The House of Gualterio (in the past, also Gualtieri) is an Italian aristocratic family, with its first documented roots in the 12th century and links to France and the Stuarts. The Gualterio family (Gualterio di Corgnolo) has spawned various aristocratic titles including the extant Marquis of Corgnolo (1723) and, under the Jacobite peerage, Earl of Dundee (1705). The present head and heir to the titles is Luigi Gualterio (b. 1955).

== History ==
The Gualterio family bore the surname Gualterini or Gualcherini when Otto I, Holy Roman Emperor, around 975, appointed it among the hundred consul families for the government of Orvieto.

In addition to the noble status in Orvieto (1067), where many members of the family held roles such as gonfaloniere, governatore and Signore Sette, the family was co-opted in the nobility of Viterbo (1566), Rome (1518), Fabriano (1686), Todi (1689), Camerino (1691), Loreto (1694) and San Marino (1704).

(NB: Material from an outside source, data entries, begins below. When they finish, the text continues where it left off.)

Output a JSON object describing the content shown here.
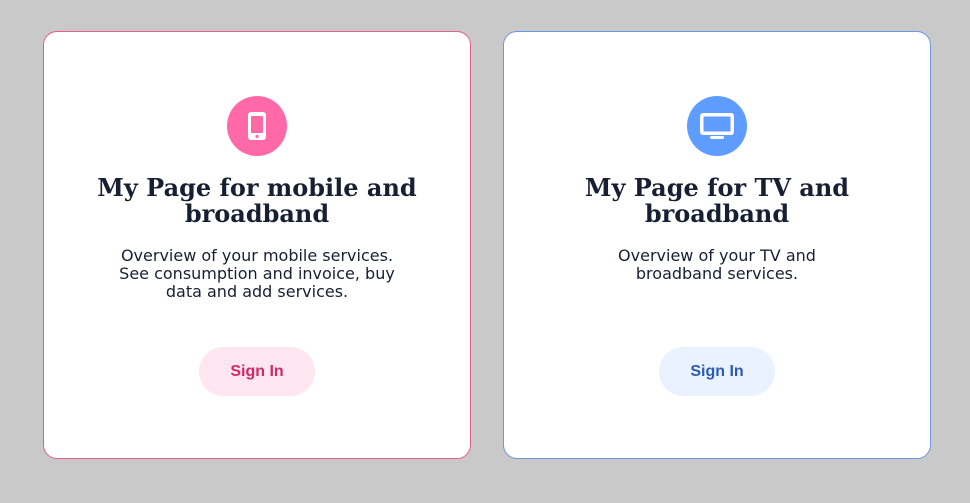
{
  "cards": [
    {
      "title": "My Page for mobile and broadband",
      "description": "Overview of your mobile services. See consumption and invoice, buy data and add services.",
      "button_label": "Sign In",
      "icon": "mobile-phone-icon",
      "accent_color": "#ff69a8",
      "border_color": "#e0608f",
      "button_bg": "#ffe6f0",
      "button_text_color": "#ce2a69"
    },
    {
      "title": "My Page for TV and broadband",
      "description": "Overview of your TV and broadband services.",
      "button_label": "Sign In",
      "icon": "tv-monitor-icon",
      "accent_color": "#5f9cff",
      "border_color": "#6f96df",
      "button_bg": "#eaf1ff",
      "button_text_color": "#2c5bb2"
    }
  ]
}
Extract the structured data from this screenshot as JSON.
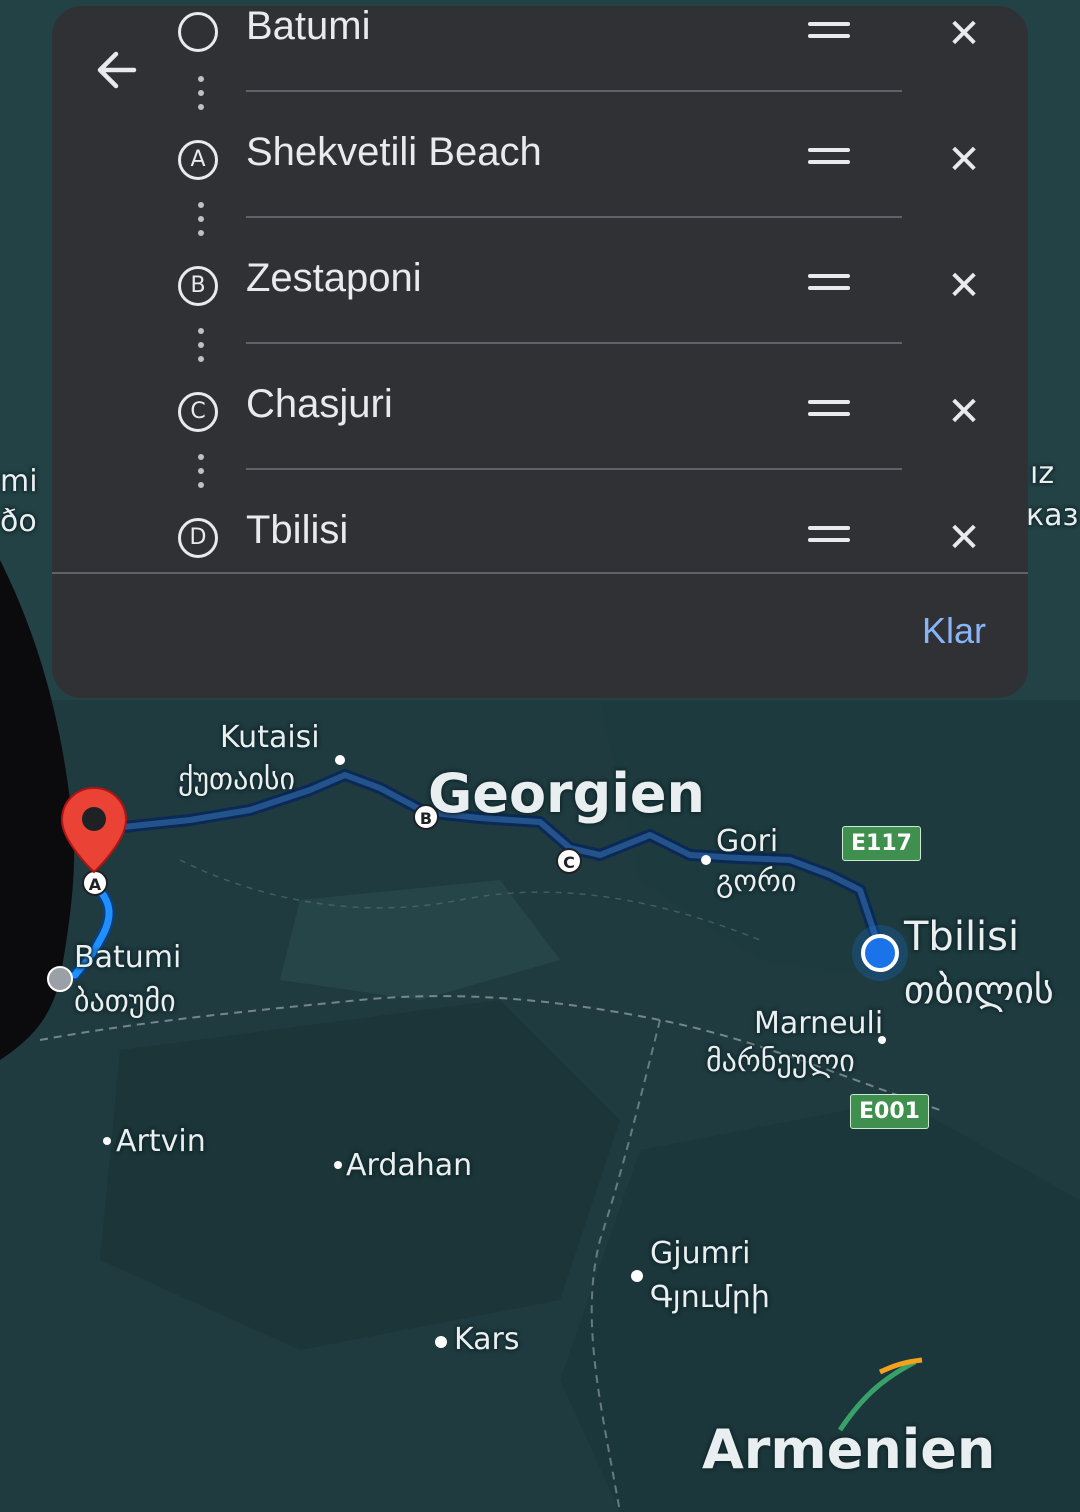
{
  "panel": {
    "back_icon": "arrow-back-icon",
    "stops": [
      {
        "marker": "",
        "label": "Batumi"
      },
      {
        "marker": "A",
        "label": "Shekvetili Beach"
      },
      {
        "marker": "B",
        "label": "Zestaponi"
      },
      {
        "marker": "C",
        "label": "Chasjuri"
      },
      {
        "marker": "D",
        "label": "Tbilisi"
      }
    ],
    "done_label": "Klar",
    "accent_color": "#8ab4f8"
  },
  "map": {
    "country_labels": [
      "Georgien",
      "Armenien"
    ],
    "cities": [
      {
        "name": "Kutaisi",
        "local": "ქუთაისი"
      },
      {
        "name": "Gori",
        "local": "გორი"
      },
      {
        "name": "Tbilisi",
        "local": "თბილის"
      },
      {
        "name": "Batumi",
        "local": "ბათუმი"
      },
      {
        "name": "Marneuli",
        "local": "მარნეული"
      },
      {
        "name": "Artvin",
        "local": ""
      },
      {
        "name": "Ardahan",
        "local": ""
      },
      {
        "name": "Gjumri",
        "local": "Գյումրի"
      },
      {
        "name": "Kars",
        "local": ""
      }
    ],
    "roads": [
      "E117",
      "E001"
    ],
    "route_markers": [
      "A",
      "B",
      "C"
    ],
    "edge_fragments": [
      "mi",
      "ðo",
      "ız",
      "каз"
    ],
    "route_color": "#1a73e8",
    "current_location_color": "#1a73e8",
    "pin_color": "#ea4335"
  }
}
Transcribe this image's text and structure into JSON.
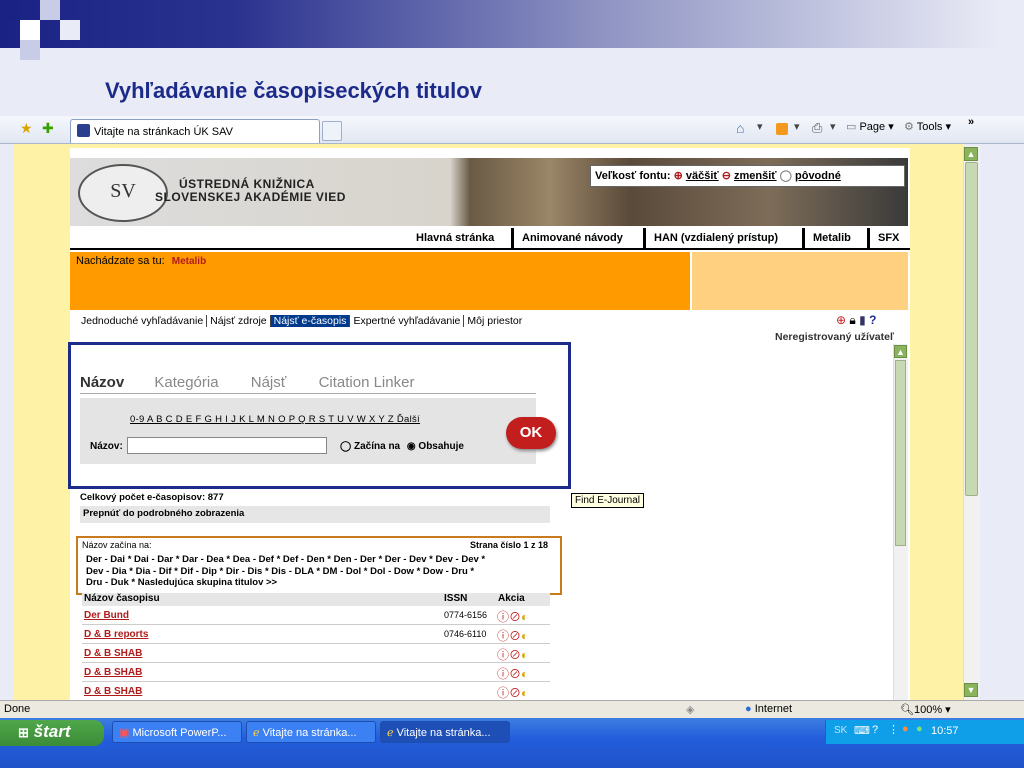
{
  "slide": {
    "title": "Vyhľadávanie časopiseckých titulov"
  },
  "browser": {
    "tab_title": "Vitajte na stránkach ÚK SAV",
    "toolbar": {
      "page": "Page",
      "tools": "Tools",
      "more": "»"
    },
    "status_left": "Done",
    "zone": "Internet",
    "zoom": "100%"
  },
  "site": {
    "library_name_line1": "ÚSTREDNÁ KNIŽNICA",
    "library_name_line2": "SLOVENSKEJ AKADÉMIE VIED",
    "logo_text": "SV",
    "font_size_label": "Veľkosť fontu:",
    "font_bigger": "väčšiť",
    "font_smaller": "zmenšiť",
    "font_original": "pôvodné",
    "nav": [
      "Hlavná stránka",
      "Animované návody",
      "HAN (vzdialený prístup)",
      "Metalib",
      "SFX"
    ],
    "location_label": "Nachádzate sa tu:",
    "location_value": "Metalib"
  },
  "metalib": {
    "tabs": [
      "Jednoduché vyhľadávanie",
      "Nájsť zdroje",
      "Nájsť e-časopis",
      "Expertné vyhľadávanie",
      "Môj priestor"
    ],
    "unregistered": "Neregistrovaný užívateľ",
    "search_tabs": [
      "Názov",
      "Kategória",
      "Nájsť",
      "Citation Linker"
    ],
    "alphabet": "0-9 A B C D E F G H I J K L M N O P Q R S T U V W X Y Z Ďalší",
    "title_label": "Názov:",
    "title_value": "",
    "radio_starts": "Začína na",
    "radio_contains": "Obsahuje",
    "ok_label": "OK",
    "tooltip": "Find E-Journal",
    "total_count": "Celkový počet e-časopisov: 877",
    "switch_detailed": "Prepnúť do podrobného zobrazenia",
    "starts_with_label": "Názov začína na:",
    "page_info": "Strana číslo 1 z 18",
    "letter_ranges_line1": "Der - Dai * Dai - Dar * Dar - Dea * Dea - Def * Def - Den * Den - Der * Der - Dev * Dev - Dev *",
    "letter_ranges_line2": "Dev - Dia * Dia - Dif * Dif - Dip * Dir - Dis * Dis - DLA * DM - Dol * Dol - Dow * Dow - Dru *",
    "letter_ranges_line3": "Dru - Duk * Nasledujúca skupina titulov >>",
    "table_headers": {
      "name": "Názov časopisu",
      "issn": "ISSN",
      "action": "Akcia"
    },
    "rows": [
      {
        "title": "Der Bund",
        "issn": "0774-6156"
      },
      {
        "title": "D & B reports",
        "issn": "0746-6110"
      },
      {
        "title": "D & B SHAB",
        "issn": ""
      },
      {
        "title": "D & B SHAB",
        "issn": ""
      },
      {
        "title": "D & B SHAB",
        "issn": ""
      }
    ]
  },
  "taskbar": {
    "start": "štart",
    "items": [
      "Microsoft PowerP...",
      "Vitajte na stránka...",
      "Vitajte na stránka..."
    ],
    "lang": "SK",
    "clock": "10:57"
  }
}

== Members of the family ==
- Agnese Gualterio, founded in 1325 with her brother Vanne, the jus patronatus of St. John the Baptist, St. John the Evangelist and St. Catherine in the church of St. Biagio in Orvieto.
- Raffaele Gualterio, known as "il Moro", who gave his name to the Torre del Moro in Orvieto, citizen of the Roman Senate (1529), Pope Julius III's ambassador to Sebastian of Portugal (by whom he was admitted in the Order of Christ).
- Sebastiano Gualterio (1513–1566), Bishop of Viterbo (1551–1566), Nuncio to France (1554–1556 and 1560–1561) and delegate to the Council of Trent (1562).
- Paolo Gualterio, Treasurer General of the Patrimony of Saint Peter, in 1599 married Antonia Pamphilj, sister of Pope Innocent X.
- Vittoria Gualterio in 1580 married Sforza Maidalchini and was mother to Olimpia Maidalchini.
- Cardinal Carlo Gualterio (1613–1673).
- Cardinal Filippo Antonio Gualterio (1660–1728), Nuncio to France (1700–1706), from 1706 Cardinal Protector of Scotland and from 1717 Cardinal Protector of England, advisor to James Francis Edward Stuart, Founder of a monumental library and collector of antiquities. Honorary member of the Académie des Inscriptions et Belles-Lettres (1715).
- Sebastiano Giulio Gualterio (1667), Knight of Order of Santiago (1706).
- Giovanni Battista (1668–1740), created Marquis of Corgnolo, near Orvieto, by Pope Innocent XIII in 1723. Between 1713 and 1720 he was Duke of Cumia (created by King Philip V of Spain and, under the Jacobite peerage, Earl of Dundee, Viscount of Eythorne, Peer of Scotland, Knight of Saint Andrew (1705), Knight of the Order of the Thistle (1708).
- Innocenzo Felice Raimondo Gualterio (1670), Knight of Order of Calatrava (1706).
- Raffaele Benedetto Gualterio, Knight of Order of Saint Stephen (1696).
- Cardinal Luigi Gualterio, also known as Ludovico (1706–1761), Nuncio to France (1754–1759).
- Senator Filippo Antonio Gualterio, (1819–1874).

== Historical buildings ==
The Palazzo Gualterio in Orvieto was built following the initial project of Antonio da Sangallo. According to Giorgio Vasari, Simone Mosca completed the façade. Various members of the family are buried in the family chapel, within the Chapel of the Madonna di San Brizio in the Orvieto Cathedral.